One game into that span, Monday’s 7-0 loss at T-Mobile Park to a first-place Mariners squad -- arguably the hottest team in baseball -- made it clear that there is a lot of work to do for the A’s.
Perhaps the biggest difference lies in each club’s starting pitching. The 740 2/3 innings by Seattle’s starters leads the Majors, while their combined 3.75 ERA ranks second only to Texas. Meanwhile, an A’s staff that has seen an Oakland-record 21 starting pitchers utilized holds the highest ERA (6.09) in the Majors and fewest innings pitched (601 1/3) in the AL.
Kyle Muller struggled to pitch deep on Monday night. Rewarded with a start after a couple of solid appearances out of the bullpen, the left-hander surrendered a leadoff home run to J.P. Crawford to set the tone for an outing in which he matched a season high with six runs allowed, on nine hits and three walks with six strikeouts in four innings.
It was the fifth time in 14 games (12 starts) this season that Muller has allowed six runs. One of those outings also came against the Mariners at T-Mobile Park, on May 22, turning in a similar line of six runs allowed on eight hits and two walks over five innings before getting optioned to Triple-A Las Vegas the next day.
“I felt like I was in the zone pretty consistently with all my pitches,” Muller said. “But I left some pitches over the plate to a good-hitting team, and they took advantage of it.”
With his ERA now at 7.67, Muller has not met the expectations from when he arrived in the Sean Murphy deal rated as Atlanta’s No. 1 prospect this offseason and was named Oakland’s Opening Day starter out of Spring Training.
Looking to improve his repertoire in the Minors with a new grip on his changeup, Muller unleashed it on Monday more than he had in his previous two outings, with some encouraging results. According to Statcast, he threw 16 changeups and generated five whiffs (swing and misses) with it. His downfall was too many fastballs and breaking pitches leaking over the middle of the plate, which was the case on the homers he allowed to Crawford and Julio Rodríguez.
“I threw more changeups today than I had in the past, and it’s definitely getting better,” Muller said. “They had a lot of righties in the lineup, so I think it was a good lineup to try it against.

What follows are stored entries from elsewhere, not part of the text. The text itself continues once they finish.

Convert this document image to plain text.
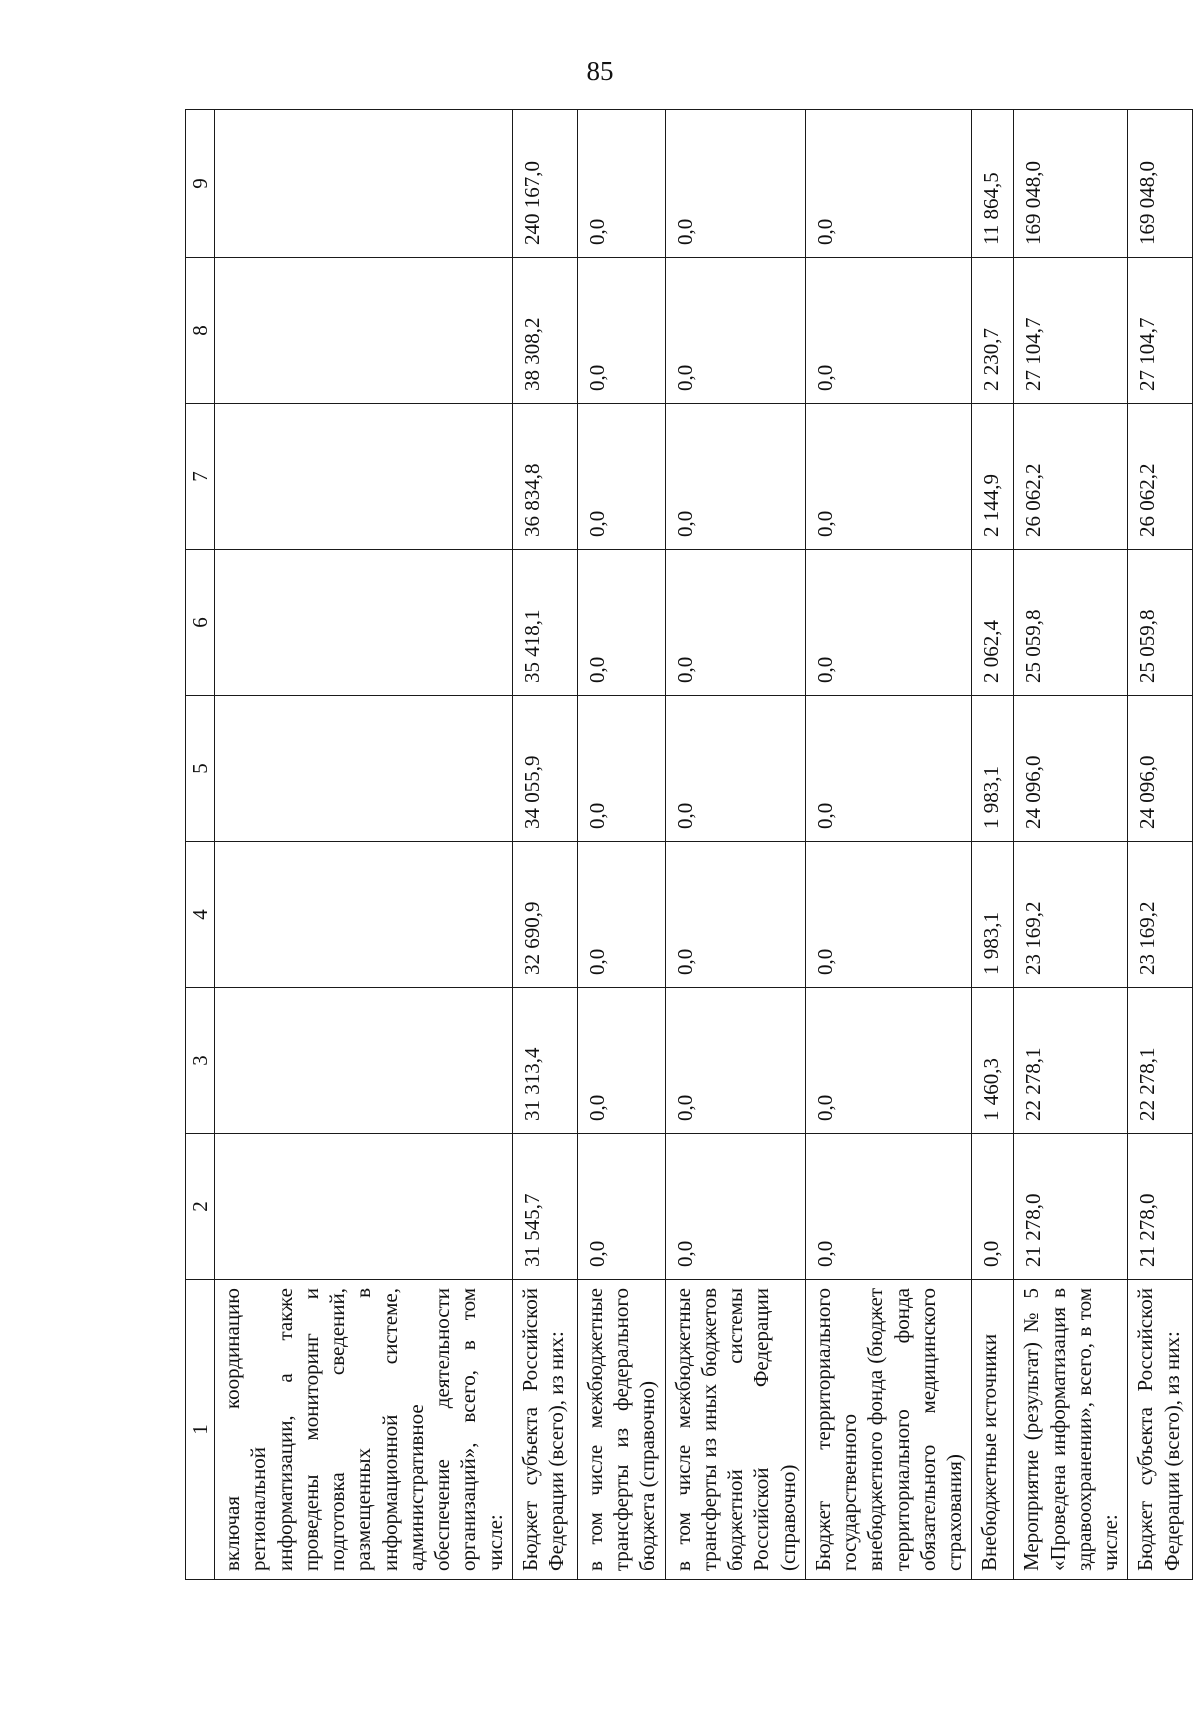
85
1	2	3	4	5	6	7	8	9
включая координацию региональной информатизации, а также проведены мониторинг и подготовка сведений, размещенных в информационной системе, административное обеспечение деятельности организаций», всего, в том числе:								
Бюджет субъекта Российской Федерации (всего), из них:	31 545,7	31 313,4	32 690,9	34 055,9	35 418,1	36 834,8	38 308,2	240 167,0
в том числе межбюджетные трансферты из федерального бюджета (справочно)	0,0	0,0	0,0	0,0	0,0	0,0	0,0	0,0
в том числе межбюджетные трансферты из иных бюджетов бюджетной системы Российской Федерации (справочно)	0,0	0,0	0,0	0,0	0,0	0,0	0,0	0,0
Бюджет территориального государственного внебюджетного фонда (бюджет территориального фонда обязательного медицинского страхования)	0,0	0,0	0,0	0,0	0,0	0,0	0,0	0,0
Внебюджетные источники	0,0	1 460,3	1 983,1	1 983,1	2 062,4	2 144,9	2 230,7	11 864,5
Мероприятие (результат) № 5 «Проведена информатизация в здравоохранении», всего, в том числе:	21 278,0	22 278,1	23 169,2	24 096,0	25 059,8	26 062,2	27 104,7	169 048,0
Бюджет субъекта Российской Федерации (всего), из них:	21 278,0	22 278,1	23 169,2	24 096,0	25 059,8	26 062,2	27 104,7	169 048,0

That’s a really hot-hitting team, and you figure out how good your stuff is when you’re throwing it to those guys. I definitely saw some positive things from it.”
The A’s offense did not give Muller much of a fighting chance, as it was limited to four hits and shut out for the 14th time in 2023, which is tied with the Mets, Tigers and Royals for most shutouts in the Majors.
Beyond it being the 94th defeat of the season for Oakland, what Monday and the rest of this three-game series will provide this rebuilding A’s team -- now featuring some of its promising young prospects -- is a chance to compete in a playoff-like atmosphere in front of near-sellout crowds.
“It’s a playoff environment, and a lot of these guys went through it for the first time tonight,” Kotsay said. “This is the start of it against these teams in the West fighting for the division. Tonight was an electric crowd. Our young guys got to experience it and see what playoff baseball is about.”
Muller added: “Myself included, situations and environments like this is going to be big. We all have a road map of where we want to be. Hopefully, it’s playing in front of big crowds like that at home at this time of the year and going for a playoff push. Getting a taste of that this year is pretty cool.”